Thoughts: How are you doing?

A small boat, protected by a stone jetty.
Waiting for the tide to carry it out to sea again.

Those are the two lines of poetry I began with this morning. I never actually finished the poem, which is rare. Generally, if I can get two or three lines down, the rest just flows. It is as if my brain has been trained that when I lay down a couple of phrases, it just takes over. The poems write themselves. All I have to do is edit once it’s done.

Neuroscience at work, In truth, the brain really does work like that. Train it to do something and it will take the path of least resistance, and do it again. And again., and again. And each time, it gets easier.

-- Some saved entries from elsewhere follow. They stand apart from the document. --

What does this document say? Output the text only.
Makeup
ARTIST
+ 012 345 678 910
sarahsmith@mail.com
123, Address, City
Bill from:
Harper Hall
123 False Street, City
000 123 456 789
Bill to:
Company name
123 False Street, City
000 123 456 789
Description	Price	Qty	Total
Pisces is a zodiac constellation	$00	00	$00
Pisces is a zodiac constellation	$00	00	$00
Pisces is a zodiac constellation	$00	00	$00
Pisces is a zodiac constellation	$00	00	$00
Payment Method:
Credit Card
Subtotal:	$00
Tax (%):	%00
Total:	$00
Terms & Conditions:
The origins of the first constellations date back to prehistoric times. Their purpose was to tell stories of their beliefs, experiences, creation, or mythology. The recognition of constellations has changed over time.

When I moved to Vermont, I had to give up my beloved therapist and find another one. The woman I found had a background in neuroscience, and during my time with her I learned a lot about how the brain works, and why we do the things we do, good and bad. It’s made me more forgiving, and it’s made me more aware. It helps me do my work. It helps me as a pastor, a poet and most everything else I do.

Best of all, it has made me more forgiving of myself and my own foibles. I spend more time now trying to understand why I do what I do, or don’t do what I should be, which in turn makes me more likely to improve.

Practice makes perfect. It’s neuroscience. Who knew? I just thought it was my mom nagging.

I am in a time of transition. I am not sure where the transition is leading. But I do know I am trying new things, some out of necessity, as a result of my cancer and treatments, and some out of choice, rethinking work and how I do it.

I am not very good at any of it right now. I tell people when they ask me how I am doing that I am muddling along, but the truth is more like I am struggling along, trying to figure out new ways at sixty five.

I always thought sixty five was a magic number. People retired. Life slowed down. Everything became settled. Kind of a cool concept, if it was real. But that’s not been my experience. I have and I am shifting one kind of work for another. Like a twenty-five year old, I have all these new things to learn to be bad at until I get good at them.

I have become OK with that. Less impatient. Because I know that everything is about practice. Time plus work equals results.

I worry less about the time than I used to. I have had two places in my life where life got delayed for one reason or another. Devastating times. And guess what? Life went on. Most of life wasn’t much affected by my not running headlong into things. It did just as well with my slow progress as my hellbent pace.

And I was better off. And I will be again. I just work. I do what I can. At times, yes, I get frustrated with my progress. When the exhaustion kicks in, I just let it. That’s what my body needs. The rest will catch up. I do what I can, a little practice for the future each day. Each day.

My treatments end next week. It will take a few weeks for me to get back to something resembling normal, to lose the nausea and diarrhea and the constant tiredness. I look forward to it. Time plus work equals results, and I will have both again. Or so they tell me. It will take a month or so for everything to heal enough for us to know if we got it all this time. As I heal again, I expect changes to come, in me, for me, and if I am fortunate, because of me. There’s a lot in this world that needs help, and I can offer a little. And after this, a little more.

I have plans. And I refuse to get so old that I don’t.

A small boat, protected by a stone jetty.
Waiting for the tide to carry it out to sea again.
It has been a day of rest, of mending nets
and tending to the old iron engine belowdecks,
but the time for rest is nearly done. Soon it will be dark,
time to plow the seas again, to become
what boats are for, hard work and harvest.

That’s my second stab at the poem. And see? Practice. The words come. God is good. We are, as the book says, “fearfully and wonderfully made.”